Sarah Knuckey
Faculty Co-Director, Human Rights Institute;
Lieff Cabraser Clinical Professor of Law;
Director, Smith Family Human Rights Clinic
Sarah Knuckey joined Columbia Law School in July 2014 as faculty co-director of the Human Rights Institute, director of the Human Rights Clinic, and the Lieff Cabraser Clinical Professor of Law. Knuckey is an international human rights lawyer, professor, and special adviser to the U.N. special rapporteur on extrajudicial executions. She has carried out factfinding investigations and reported on human rights and armed conflict violations around the world, including in Afghanistan, Brazil, the Central African Republic, Colombia, the Democratic Republic of the Congo, Kenya, Papua New Guinea, and the United States.
Knuckey’s work has addressed issues such as unlawful killings, armed conflict, sexual violence, corporate accountability, extractive industries, and protest rights. Her academic research interests include human rights methodologies, critical perspectives on human rights, new weapons technologies, transparency norms, and post-traumatic stress disorder and resilience.
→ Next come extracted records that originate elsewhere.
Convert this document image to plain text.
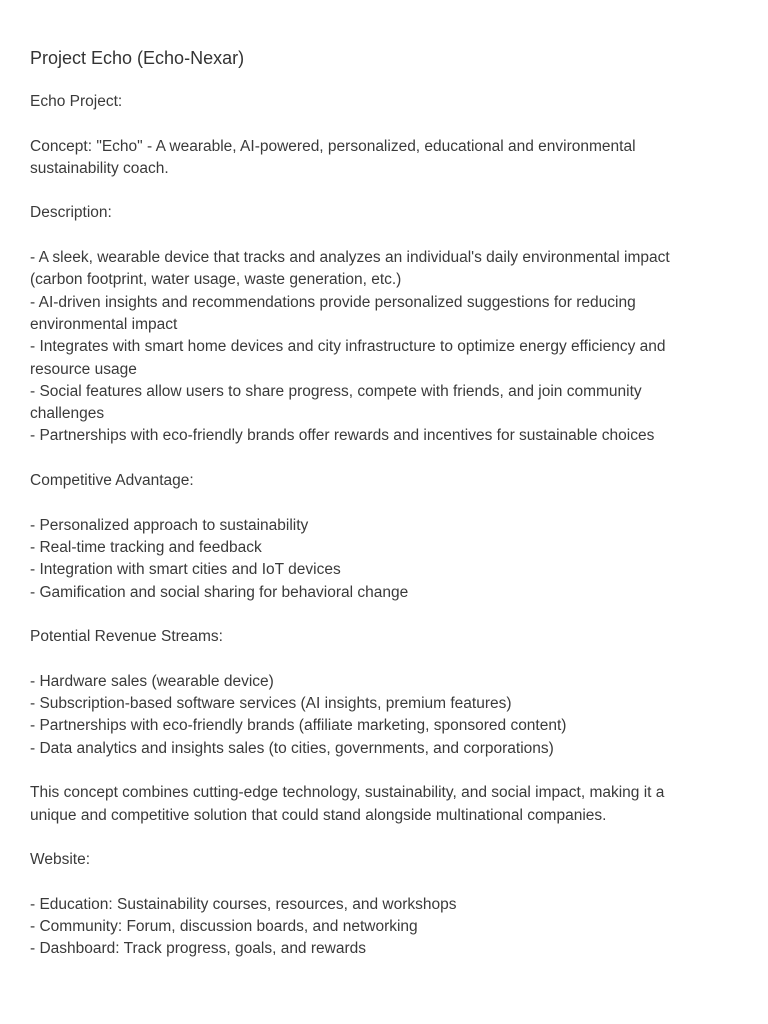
Project Echo (Echo-Nexar)

Echo Project:

Concept: "Echo" - A wearable, AI-powered, personalized, educational and environmental
sustainability coach.

Description:

- A sleek, wearable device that tracks and analyzes an individual's daily environmental impact
(carbon footprint, water usage, waste generation, etc.)
- AI-driven insights and recommendations provide personalized suggestions for reducing
environmental impact
- Integrates with smart home devices and city infrastructure to optimize energy efficiency and
resource usage
- Social features allow users to share progress, compete with friends, and join community
challenges
- Partnerships with eco-friendly brands offer rewards and incentives for sustainable choices

Competitive Advantage:

- Personalized approach to sustainability
- Real-time tracking and feedback
- Integration with smart cities and IoT devices
- Gamification and social sharing for behavioral change

Potential Revenue Streams:

- Hardware sales (wearable device)
- Subscription-based software services (AI insights, premium features)
- Partnerships with eco-friendly brands (affiliate marketing, sponsored content)
- Data analytics and insights sales (to cities, governments, and corporations)

This concept combines cutting-edge technology, sustainability, and social impact, making it a
unique and competitive solution that could stand alongside multinational companies.

Website:

- Education: Sustainability courses, resources, and workshops
- Community: Forum, discussion boards, and networking
- Dashboard: Track progress, goals, and rewards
Knuckey is a founding editor of Just Security, an online forum for analysis of U.S. national security law and policy. She has been awarded the Fulbright Postgraduate Award, the Murphy Postgraduate Scholarship, the Harvard Human Rights Program Fellowship, the Parsons Memorial Prize for Law, and the KCF Keall Prize in Law.
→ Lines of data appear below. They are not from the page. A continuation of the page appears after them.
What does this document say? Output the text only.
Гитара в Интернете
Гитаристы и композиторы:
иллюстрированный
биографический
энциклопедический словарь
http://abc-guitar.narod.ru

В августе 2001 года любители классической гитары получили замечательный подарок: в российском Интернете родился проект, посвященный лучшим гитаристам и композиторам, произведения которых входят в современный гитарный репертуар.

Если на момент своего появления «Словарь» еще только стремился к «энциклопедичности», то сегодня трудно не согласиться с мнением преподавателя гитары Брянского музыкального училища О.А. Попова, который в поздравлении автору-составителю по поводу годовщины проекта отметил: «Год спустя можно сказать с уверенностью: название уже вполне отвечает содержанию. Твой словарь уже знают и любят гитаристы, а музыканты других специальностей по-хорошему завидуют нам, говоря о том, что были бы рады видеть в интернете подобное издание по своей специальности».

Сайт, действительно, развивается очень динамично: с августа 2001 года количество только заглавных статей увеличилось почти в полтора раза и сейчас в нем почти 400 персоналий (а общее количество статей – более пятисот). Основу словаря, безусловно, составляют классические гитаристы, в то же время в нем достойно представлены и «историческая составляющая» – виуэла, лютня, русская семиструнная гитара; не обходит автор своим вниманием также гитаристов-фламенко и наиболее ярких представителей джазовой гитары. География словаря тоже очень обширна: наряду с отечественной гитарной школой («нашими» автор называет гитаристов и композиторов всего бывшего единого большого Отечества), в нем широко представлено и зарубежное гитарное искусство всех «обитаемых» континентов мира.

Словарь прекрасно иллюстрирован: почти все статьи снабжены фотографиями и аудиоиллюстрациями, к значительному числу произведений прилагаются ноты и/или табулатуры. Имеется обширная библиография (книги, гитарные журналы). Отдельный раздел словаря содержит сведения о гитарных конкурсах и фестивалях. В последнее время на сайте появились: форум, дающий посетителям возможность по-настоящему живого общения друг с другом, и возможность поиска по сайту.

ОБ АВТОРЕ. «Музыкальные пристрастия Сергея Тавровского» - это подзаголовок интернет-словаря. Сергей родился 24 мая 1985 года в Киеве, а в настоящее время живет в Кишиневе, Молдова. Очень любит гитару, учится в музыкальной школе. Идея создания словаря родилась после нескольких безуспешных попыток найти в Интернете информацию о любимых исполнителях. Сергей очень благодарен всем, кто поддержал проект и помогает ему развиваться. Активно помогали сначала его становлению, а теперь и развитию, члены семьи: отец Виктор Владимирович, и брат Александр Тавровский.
Before joining Columbia Law School, Knuckey was an adjunct professor of clinical law and director of the Initiative on Human Rights Fact-Finding and the Project on Extrajudicial Executions at NYU School of Law’s Center for Human Rights and Global Justice. She also previously clerked for Australian High Court Justice Michael Kirby and served as the Everett Public Service Fellow at Human Rights Watch. She is also an Extraordinary Lecturer at the Center for Human Rights, University of Pretoria in South Africa.